С той самой секунды, как этот мальчик родился, ему всегда было скучно.
Абсолютно точно не было ничего весёлого в веренице приглашённых кормилиц, среди которых ещё неразумным младенцем он уже имел право выбирать, чьё молоко слаще и лучше утоляет его голод. Не было веселья и в фарфоровых хина-нингё[52] с прядями человеческих волос, на которых его сёстры учились заплетать взрослые причёски, и в мечах, что были тяжелее его веса из-за золотых гард и яшмы. В том, как его учили дни напролёт, а в промежутках между уроками исполняли любую прихоть, тоже была сплошь одна тоска. Очень быстро мальчику надоело указывать пальцем на слуг, которых нужно предать кнуту – очередная шалость, порождение его одиночества, – ибо все они плакали совершенно безлико и одинаково. Так же быстро ему наскучило слоняться перед закрытыми дверьми Пурпурного зала, открывавшимися только в великие дни, и выпрашивать внимание того, у кого больше не было сыновей, но были восемь островов и ещё восемьдесят миллионов живущих на них людей.

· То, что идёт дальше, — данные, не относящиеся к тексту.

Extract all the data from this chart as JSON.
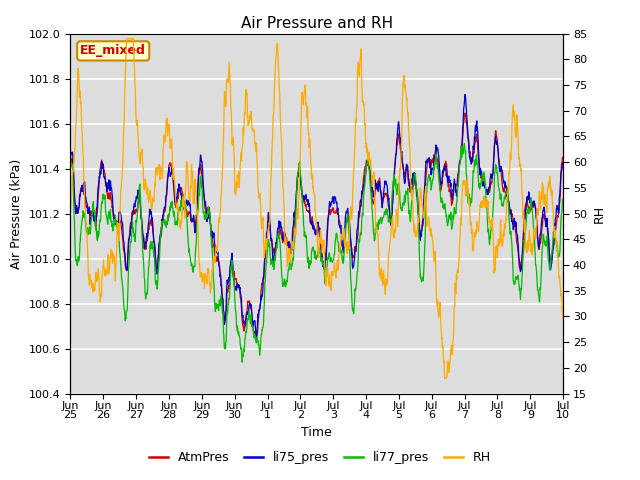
{
  "title": "Air Pressure and RH",
  "xlabel": "Time",
  "ylabel_left": "Air Pressure (kPa)",
  "ylabel_right": "RH",
  "ylim_left": [
    100.4,
    102.0
  ],
  "ylim_right": [
    15,
    85
  ],
  "yticks_left": [
    100.4,
    100.6,
    100.8,
    101.0,
    101.2,
    101.4,
    101.6,
    101.8,
    102.0
  ],
  "yticks_right": [
    15,
    20,
    25,
    30,
    35,
    40,
    45,
    50,
    55,
    60,
    65,
    70,
    75,
    80,
    85
  ],
  "xtick_labels": [
    "Jun\n25",
    "Jun\n26",
    "Jun\n27",
    "Jun\n28",
    "Jun\n29",
    "Jun\n30",
    "Jul\n1",
    "Jul\n2",
    "Jul\n3",
    "Jul\n4",
    "Jul\n5",
    "Jul\n6",
    "Jul\n7",
    "Jul\n8",
    "Jul\n9",
    "Jul\n10"
  ],
  "colors": {
    "AtmPres": "#cc0000",
    "li75_pres": "#0000cc",
    "li77_pres": "#00bb00",
    "RH": "#ffaa00"
  },
  "annotation_text": "EE_mixed",
  "annotation_color": "#cc0000",
  "annotation_bg": "#ffffcc",
  "annotation_border": "#cc8800",
  "plot_bg": "#dddddd",
  "grid_color": "#ffffff",
  "title_fontsize": 11,
  "legend_fontsize": 9,
  "axis_fontsize": 9,
  "tick_fontsize": 8
}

А потом случилась болезнь, и мальчик наконец-то развеселился.
Конечно, в болезни самой по себе тоже не было ничего хорошего. Даже для принцев болезнь – это всегда больно и неудобно. Мать – единственная из трёхсот наложниц, сумевшая родить сына, не дочь, – горевала, но больше о своём будущем и статусе при дворе, чем о самом сыне. Отец навестил его только раз – болезнь, утверждали лекари, слишком заразна для частых визитов, – поэтому мальчик навещал его сам. Каким бы злым ни был недуг, от которого он однажды проснулся среди ночи в язвах до самых кончиков пальцев, он подарил ему забаву, доселе неведанную, какую ни один мастер игрушек не смог бы тайком провезти в своём сундуке. И пускай в обмен от костей отслаивалась кровавая плоть, эта плоть, обнаружил мальчик, не так уж ему теперь и нужна.
Он научился её покидать.
И так началось веселье.
«Призрак! Клянусь, здесь был призрак, это он побил всю посуду, не я!» – верещали кухарки, когда он пробегал мимо стола, поднимал за собой грохот кастрюль и ронял старинные вазы. Дворцовые коты-крысоловы выгибались колесом и провожали его шипением. Оказывается, многие слуги презирали его отца, но ещё больше презирали друг друга: мальчик регулярно подслушивал сплетни, стал невольным свидетелем четырёх заговоров и четырёх же казней во внешнем дворе (когда эти самые заговоры были раскрыты). Ещё он узнал, что порой ненависть – всего лишь форма любви, когда подсматривал за тем, как страж, вечно ссорившийся со служанкой внутренних покоев, – «Ты не имеешь права меня не впускать!» и «Ты сама виновата, что ходишь так поздно!» – уединились за полночь в тёмном саду. Первую неделю мальчик только до кустов с азалиями и мог доходить, прежде чем его возвращало обратно. На вторую неделю он смог добраться уже до ворот… И чем дольше он болел, тем дальше собственное тело его отпускало. От этого мальчик впервые в жизни испытывал предвкушение: однажды он точно сможет уйти из дворца!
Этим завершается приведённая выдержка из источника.